When does the Doctor discover he's going to die on Trenzalore, anyway? He couldn't have know it during Series 6, but the eleventh seems to expect the tenth to recognize the name.
Given that earlier the Doctor and Tasha go on about the nature of Kovarian's act of trying to change history and instead becoming part of it, I'd say its entirely possible the Doctor could do the same. TARDIS console rooms are stored - and that one's already been in use for longer than many of the others, perhaps it's now the default setting. I can't see the BBC changing it too drastically either. Its a standing set. Which makes Dorium's timeline interesting. Unless he learns it from a time traveller.

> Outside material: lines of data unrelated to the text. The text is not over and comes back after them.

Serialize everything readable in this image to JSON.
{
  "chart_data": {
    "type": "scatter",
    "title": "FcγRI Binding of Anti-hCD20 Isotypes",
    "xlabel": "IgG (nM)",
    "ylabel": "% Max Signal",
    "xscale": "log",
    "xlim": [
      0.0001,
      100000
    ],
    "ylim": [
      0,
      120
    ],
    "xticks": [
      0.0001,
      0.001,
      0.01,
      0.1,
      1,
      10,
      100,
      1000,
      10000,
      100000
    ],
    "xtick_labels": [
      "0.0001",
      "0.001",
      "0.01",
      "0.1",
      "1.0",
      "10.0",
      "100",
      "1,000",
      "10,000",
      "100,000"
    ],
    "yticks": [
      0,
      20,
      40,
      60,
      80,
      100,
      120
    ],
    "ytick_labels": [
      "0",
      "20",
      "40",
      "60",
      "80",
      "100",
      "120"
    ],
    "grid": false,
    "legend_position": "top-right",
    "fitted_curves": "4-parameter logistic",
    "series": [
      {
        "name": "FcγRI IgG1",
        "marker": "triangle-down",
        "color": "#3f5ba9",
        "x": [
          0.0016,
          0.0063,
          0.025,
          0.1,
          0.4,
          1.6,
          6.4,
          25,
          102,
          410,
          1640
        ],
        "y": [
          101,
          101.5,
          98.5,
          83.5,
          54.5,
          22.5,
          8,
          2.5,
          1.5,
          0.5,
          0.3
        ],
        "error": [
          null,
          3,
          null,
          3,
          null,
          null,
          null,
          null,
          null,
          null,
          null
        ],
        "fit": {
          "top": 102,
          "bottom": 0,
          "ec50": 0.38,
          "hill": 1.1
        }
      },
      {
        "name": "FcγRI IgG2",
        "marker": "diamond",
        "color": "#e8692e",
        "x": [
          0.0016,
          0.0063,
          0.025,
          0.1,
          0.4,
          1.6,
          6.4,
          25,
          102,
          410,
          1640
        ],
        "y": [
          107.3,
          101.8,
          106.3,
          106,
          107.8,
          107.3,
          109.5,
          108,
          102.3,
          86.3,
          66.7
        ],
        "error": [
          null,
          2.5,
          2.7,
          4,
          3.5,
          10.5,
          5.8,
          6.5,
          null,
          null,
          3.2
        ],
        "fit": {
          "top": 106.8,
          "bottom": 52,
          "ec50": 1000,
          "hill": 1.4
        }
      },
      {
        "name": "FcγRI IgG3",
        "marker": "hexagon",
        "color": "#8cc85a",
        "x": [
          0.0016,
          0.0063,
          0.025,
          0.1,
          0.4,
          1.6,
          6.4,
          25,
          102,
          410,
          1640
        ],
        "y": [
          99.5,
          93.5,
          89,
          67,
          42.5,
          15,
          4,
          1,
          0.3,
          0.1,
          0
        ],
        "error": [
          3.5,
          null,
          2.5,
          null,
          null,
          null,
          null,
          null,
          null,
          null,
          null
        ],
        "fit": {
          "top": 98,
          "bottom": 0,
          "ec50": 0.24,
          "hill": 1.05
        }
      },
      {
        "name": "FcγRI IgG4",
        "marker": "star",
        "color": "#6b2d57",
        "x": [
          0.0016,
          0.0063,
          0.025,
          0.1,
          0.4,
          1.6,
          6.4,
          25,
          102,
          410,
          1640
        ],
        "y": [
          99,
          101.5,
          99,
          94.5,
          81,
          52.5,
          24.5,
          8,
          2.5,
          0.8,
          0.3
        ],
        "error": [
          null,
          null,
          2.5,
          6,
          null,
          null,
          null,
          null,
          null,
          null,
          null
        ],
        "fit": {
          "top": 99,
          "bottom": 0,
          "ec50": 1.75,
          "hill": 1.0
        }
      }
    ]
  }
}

OP here. I am pleasantly surprised that so many people here dont automatically think the Doctor's Past/Planet's Future no longer happens based on, from what I can tell the very little evidence. The below(and no doubt other) articles seem to say without a doubt that those events will not happen. Can someone with the knowledge of how to edit the page, do so. So the above is reflected and explain it in the notes so other contributors don't revert it. At very least, it is unknown and should say as such. The next episode may explain it. It may indeed be why the TARDIS is crashing.. http://tardis.wikia.com/wiki/Siege_of_Trenzalore http://tardis.wikia.com/wiki/Trenzalore http://tardis.wikia.com/wiki/The_Doctor's_TARDIS#Destructions
My view is the Doctor changed history. If he didn't, then the storyline wasn't resolved. And it's obvious to me the intent was to resolve it.

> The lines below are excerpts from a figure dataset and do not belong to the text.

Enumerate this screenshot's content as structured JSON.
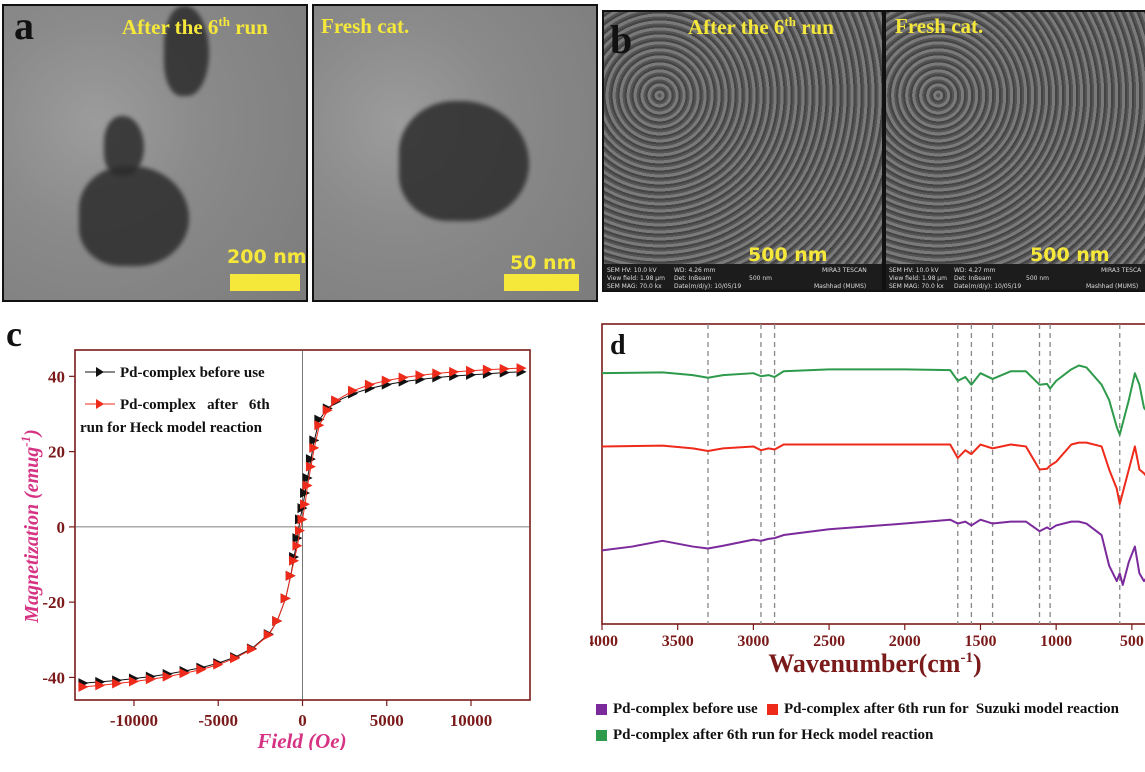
{
  "panel_a": {
    "letter": "a",
    "left": {
      "label_pre": "After the 6",
      "label_sup": "th",
      "label_post": " run",
      "scale": "200 nm"
    },
    "right": {
      "label": "Fresh cat.",
      "scale": "50 nm"
    }
  },
  "panel_b": {
    "letter": "b",
    "left": {
      "label_pre": "After the 6",
      "label_sup": "th",
      "label_post": " run",
      "scale": "500 nm",
      "info": {
        "hv": "SEM HV: 10.0 kV",
        "wd": "WD: 4.26 mm",
        "vf": "View field: 1.98 μm",
        "det": "Det: InBeam",
        "mag": "SEM MAG: 70.0 kx",
        "date": "Date(m/d/y): 10/05/19",
        "bar": "500 nm",
        "brand": "MIRA3 TESCAN",
        "loc": "Mashhad (MUMS)"
      }
    },
    "right": {
      "label": "Fresh cat.",
      "scale": "500 nm",
      "info": {
        "hv": "SEM HV: 10.0 kV",
        "wd": "WD: 4.27 mm",
        "vf": "View field: 1.98 μm",
        "det": "Det: InBeam",
        "mag": "SEM MAG: 70.0 kx",
        "date": "Date(m/d/y): 10/05/19",
        "bar": "500 nm",
        "brand": "MIRA3 TESCA",
        "loc": "Mashhad (MUMS)"
      }
    }
  },
  "chart_data": [
    {
      "panel": "c",
      "type": "scatter",
      "xlabel": "Field (Oe)",
      "ylabel_main": "Magnetization (emug",
      "ylabel_sup": "-1",
      "ylabel_close": ")",
      "xlim": [
        -13500,
        13500
      ],
      "ylim": [
        -46,
        47
      ],
      "x_ticks": [
        -10000,
        -5000,
        0,
        5000,
        10000
      ],
      "x_tick_labels": [
        "-10000",
        "-5000",
        "0",
        "5000",
        "10000"
      ],
      "y_ticks": [
        -40,
        -20,
        0,
        20,
        40
      ],
      "y_tick_labels": [
        "-40",
        "-20",
        "0",
        "20",
        "40"
      ],
      "legend": {
        "s1": "Pd-complex before use",
        "s2_line1": "Pd-complex   after   6th",
        "s2_line2": "run for Heck model reaction"
      },
      "series": [
        {
          "name": "Pd-complex before use",
          "color": "#111111",
          "x": [
            -13000,
            -12000,
            -11000,
            -10000,
            -9000,
            -8000,
            -7000,
            -6000,
            -5000,
            -4000,
            -3000,
            -2000,
            -1500,
            -1000,
            -700,
            -500,
            -300,
            -150,
            0,
            150,
            300,
            500,
            700,
            1000,
            1500,
            2000,
            3000,
            4000,
            5000,
            6000,
            7000,
            8000,
            9000,
            10000,
            11000,
            12000,
            13000
          ],
          "y": [
            -41.5,
            -41.2,
            -40.8,
            -40.3,
            -39.8,
            -39.1,
            -38.3,
            -37.4,
            -36.2,
            -34.6,
            -32.3,
            -28.5,
            -25,
            -19,
            -13,
            -8,
            -3,
            2,
            5,
            9,
            13,
            18,
            23,
            28.5,
            31.5,
            33.3,
            35.4,
            36.8,
            37.8,
            38.6,
            39.2,
            39.7,
            40.1,
            40.4,
            40.7,
            41.0,
            41.2
          ]
        },
        {
          "name": "Pd-complex after 6th run for Heck model reaction",
          "color": "#ee2a1b",
          "x": [
            -13000,
            -12000,
            -11000,
            -10000,
            -9000,
            -8000,
            -7000,
            -6000,
            -5000,
            -4000,
            -3000,
            -2000,
            -1500,
            -1000,
            -700,
            -500,
            -300,
            -150,
            0,
            150,
            300,
            500,
            700,
            1000,
            1500,
            2000,
            3000,
            4000,
            5000,
            6000,
            7000,
            8000,
            9000,
            10000,
            11000,
            12000,
            13000
          ],
          "y": [
            -42.5,
            -42.1,
            -41.6,
            -41.1,
            -40.5,
            -39.8,
            -38.9,
            -37.9,
            -36.6,
            -34.9,
            -32.5,
            -28.7,
            -25,
            -19,
            -13,
            -9,
            -5,
            -1,
            2,
            6,
            11,
            16,
            21,
            27,
            31,
            33.6,
            36.2,
            37.8,
            38.9,
            39.7,
            40.3,
            40.8,
            41.2,
            41.5,
            41.8,
            42.0,
            42.2
          ]
        }
      ]
    },
    {
      "panel": "d",
      "type": "line",
      "xlabel_main": "Wavenumber(cm",
      "xlabel_sup": "-1",
      "xlabel_close": ")",
      "xlim": [
        4000,
        400
      ],
      "x_ticks": [
        4000,
        3500,
        3000,
        2500,
        2000,
        1500,
        1000,
        500
      ],
      "x_tick_labels": [
        "4000",
        "3500",
        "3000",
        "2500",
        "2000",
        "1500",
        "1000",
        "500"
      ],
      "reference_lines": [
        3300,
        2950,
        2860,
        1650,
        1560,
        1420,
        1110,
        1040,
        580
      ],
      "legend": {
        "s1": "Pd-complex before use",
        "s2": "Pd-complex after 6th run for  Suzuki model reaction",
        "s3": "Pd-complex after 6th run for Heck model reaction"
      },
      "series": [
        {
          "name": "Pd-complex after 6th run for Heck model reaction",
          "color": "#2e9a4b",
          "offset": 2.0,
          "x": [
            4000,
            3600,
            3400,
            3300,
            3200,
            3000,
            2950,
            2900,
            2860,
            2800,
            2500,
            2000,
            1700,
            1650,
            1600,
            1560,
            1500,
            1420,
            1300,
            1200,
            1110,
            1060,
            1040,
            1000,
            900,
            850,
            800,
            700,
            650,
            600,
            580,
            560,
            520,
            480,
            450,
            420,
            400
          ],
          "y": [
            0.9,
            0.92,
            0.85,
            0.78,
            0.85,
            0.9,
            0.82,
            0.85,
            0.8,
            0.95,
            1.0,
            1.0,
            0.98,
            0.7,
            0.8,
            0.6,
            0.9,
            0.75,
            0.95,
            0.95,
            0.6,
            0.62,
            0.5,
            0.7,
            1.0,
            1.1,
            1.05,
            0.6,
            0.2,
            -0.5,
            -0.7,
            -0.4,
            0.2,
            0.9,
            0.6,
            0.0,
            -0.1
          ]
        },
        {
          "name": "Pd-complex after 6th run for  Suzuki model reaction",
          "color": "#ee2a1b",
          "offset": 1.0,
          "x": [
            4000,
            3600,
            3400,
            3300,
            3200,
            3000,
            2950,
            2900,
            2860,
            2800,
            2500,
            2000,
            1700,
            1650,
            1600,
            1560,
            1500,
            1420,
            1300,
            1200,
            1110,
            1060,
            1040,
            1000,
            900,
            850,
            800,
            700,
            650,
            600,
            580,
            560,
            520,
            480,
            450,
            420,
            400
          ],
          "y": [
            0.9,
            0.92,
            0.85,
            0.78,
            0.85,
            0.9,
            0.8,
            0.85,
            0.82,
            0.95,
            0.95,
            0.95,
            0.95,
            0.6,
            0.8,
            0.7,
            0.95,
            0.85,
            0.95,
            0.9,
            0.3,
            0.32,
            0.4,
            0.5,
            0.95,
            1.0,
            1.0,
            0.9,
            0.3,
            -0.2,
            -0.6,
            -0.3,
            0.3,
            0.9,
            0.3,
            0.2,
            0.1
          ]
        },
        {
          "name": "Pd-complex before use",
          "color": "#7b2a9c",
          "offset": 0.0,
          "x": [
            4000,
            3800,
            3600,
            3400,
            3300,
            3200,
            3000,
            2950,
            2900,
            2860,
            2800,
            2500,
            2000,
            1700,
            1650,
            1600,
            1560,
            1500,
            1420,
            1300,
            1200,
            1110,
            1060,
            1040,
            1000,
            900,
            850,
            800,
            700,
            650,
            600,
            580,
            560,
            520,
            480,
            450,
            420,
            400
          ],
          "y": [
            0.1,
            0.2,
            0.35,
            0.2,
            0.15,
            0.22,
            0.38,
            0.35,
            0.4,
            0.42,
            0.5,
            0.65,
            0.8,
            0.9,
            0.8,
            0.85,
            0.75,
            0.9,
            0.8,
            0.85,
            0.85,
            0.6,
            0.7,
            0.65,
            0.75,
            0.85,
            0.85,
            0.8,
            0.5,
            -0.3,
            -0.7,
            -0.5,
            -0.8,
            -0.2,
            0.2,
            -0.5,
            -0.7,
            -0.6
          ]
        }
      ]
    }
  ]
}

Don't forget the genesis Ark. Millions of imprisoned Daleks. They were trapped or herded in there by probably an equivalent force. Remember Journey's End?
But wouldn't the Doctor seeing his own grave make it a fixed point in time and if he doesn't die there then it's a big paradox mess right?

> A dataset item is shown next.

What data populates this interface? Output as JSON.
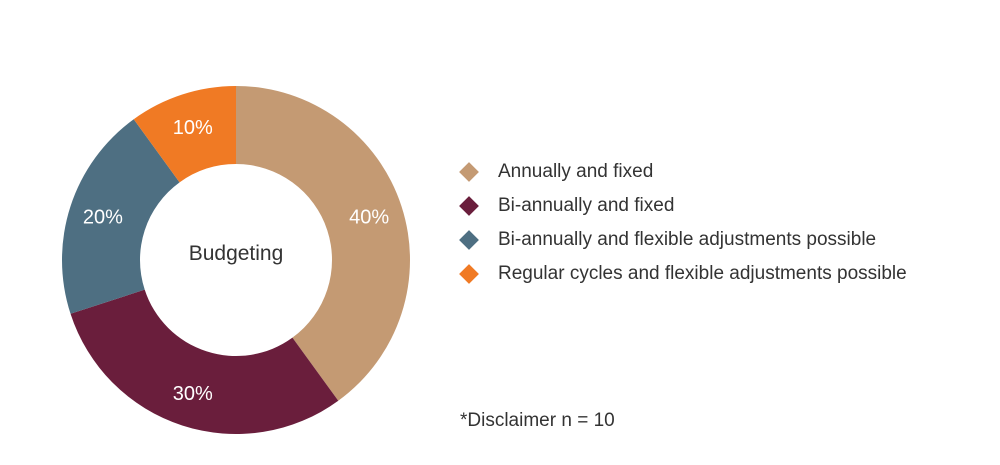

That's not what a fixed point is. A fixed point is something you can't change with all your might. What happened here was a paradox (foreknowledge from crossing his own timeline.) which is just a messy complicated clusterfuck it's sensible to avoid if you have a choice before it spins more out of control. It's actually the opposite of a fixed point in time.
For example knowing that Amy and Rory are dead. So wouldn't knowing he dies on Trenzalore be the same?
Yes, exactly. That's my understanding as well. So, even if he doesn't die there, he has to do something to create that scar in time so that The Name of the Doctor can still happen.